Paula Maria Ladstätter macht es an einem Beispiel fest: Eine Mutter aus einem Dorf habe sich bei ihr gemeldet. Sie habe sich von den Lehrpersonen ihrer zehnjährigen Tochter nicht ernstgenommen gefühlt. Ihre Tochter Klara (Name geändert) hat eine Lese-Rechtschreibschwäche, die die Lehrpersonen zwar kritisierten, die Mutter aber nicht aufforderten, sie zu diagnostizieren. Da Klara bei schriftlichen Aufgaben immer häufiger überfordert war und die Lehrpersonen keine Maßnahmen ergriffen, wurde das Mädchen von den MitschülerInnen ausgegrenzt, herabgewürdigt und gemieden. Da Klara oft mit Bauchschmerzen aufwachte und nicht mehr zur Schule gehen wollte, wandte sich die Mutter mehrfach, aber umsonst, an die Klassenlehrerin. Auch das Gespräch mit dem Schuldirektor fruchtete nicht. Die Mutter wandte sich an die Kinder- und Jugendanwaltschaft. Paula Maria Ladstätter lud neben den Eltern den Schulamtsleiter, den Schuldirektor, die Klassenlehrerin und Vertreter des Sozialsprengels zum Gespräch. Der Vater des Mädchens, der getrennt von der Familie lebt, strebte einen Schulwechsel für die Tochter an. Nach mehreren einzelnen und gemeinsamen Gesprächen einigten sich die Eltern darauf, Klara in der Schule zu belassen. Die Schulverantwortlichen forderten eine Abklärung der Lese-Rechtschreibschwäche an, erstellten einen individuellen Bildungsplan und thematisierten im Unterricht das Thema Mobbing. Inzwischen ist für die Schülerin der fünften Klasse eine leichte Besserung eingetreten.

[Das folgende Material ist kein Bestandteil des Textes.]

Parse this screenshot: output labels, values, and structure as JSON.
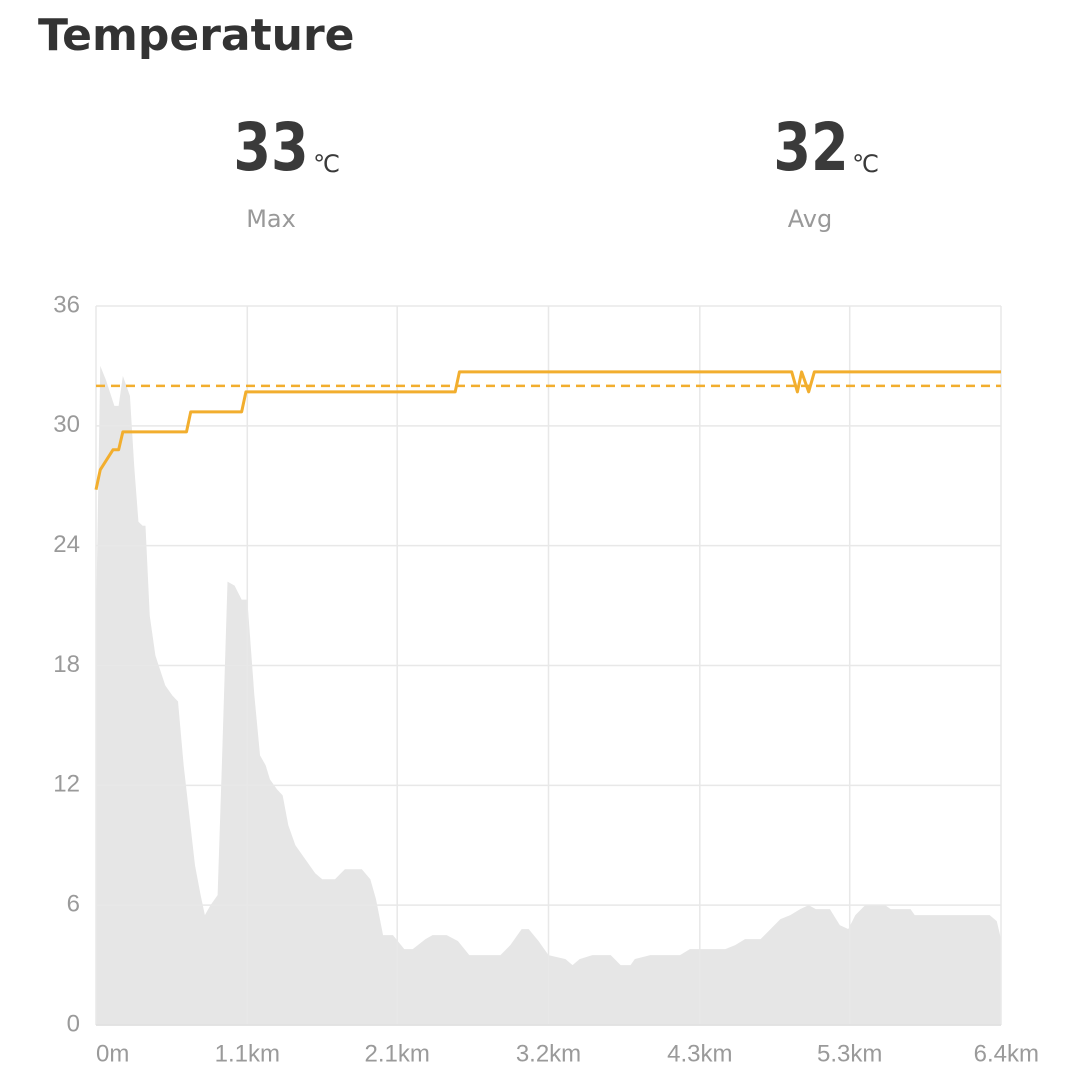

Paula Maria Ladstätter hebt hervor, dass sie aufgrund der guten Kontakte und der Kenntnis der Soziallandschaft direkten Zugang zu den zuständigen Stellen hat, aufgrund der Unabhängigkeit der Kija ausgleichend wirken kann und als Beratungsstelle niederschwellig und leicht zugänglich ist. Die Kinder- und Jugendanwaltschaft ist für Kinder und Jugendliche da, die sich in einer schwierigen Situation befinden, deren Eltern sich trennen oder scheiden, die Probleme in der Schule haben, von Gewalt betroffen sind, gemobbt werden oder aufgrund anderer Schwierigkeiten belastet sind. Die Beratung ist vertraulich, anonym und kostenlos. Wenn Jugendliche keine Möglichkeit haben, zur Kija nach Bozen zu kommen, besuchen sie deren Mitarbeiterinnen in ihren Heimatorten oder Bezirken.

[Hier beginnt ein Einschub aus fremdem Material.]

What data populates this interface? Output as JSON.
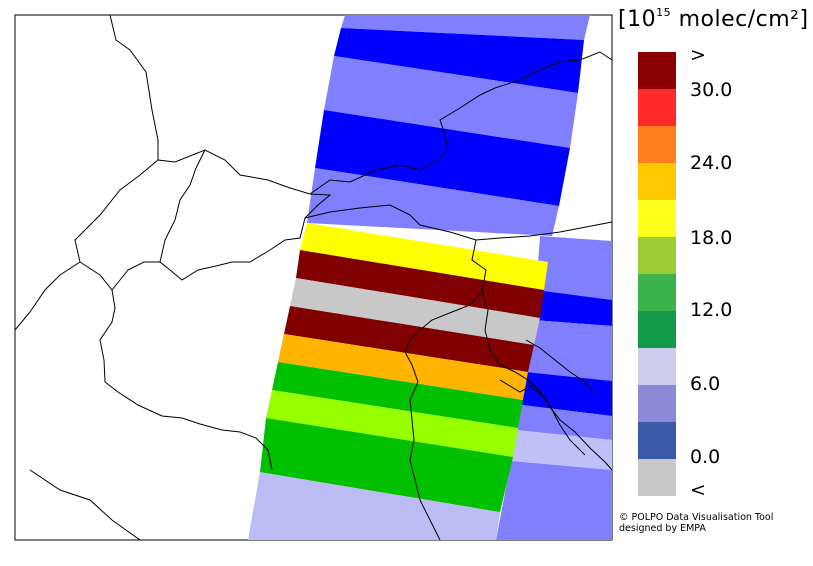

Damit Lösungen zum Kindeswohl erarbeitet und gefunden werden können, sei es unumgänglich, auf Augenhöhe miteinander zu kommunizieren und einen wertschätzenden Umgang zu leben, erklärt Paula Maria Ladstätter. Es gehe darum, die verschiedenen Kompetenzen und Sichtweisen der Anwesenden zu hören, zu respektieren und immer wieder die gegenwärtige schwierige Situation des/der Minderjährigen in den Mittelpunkt zu rücken.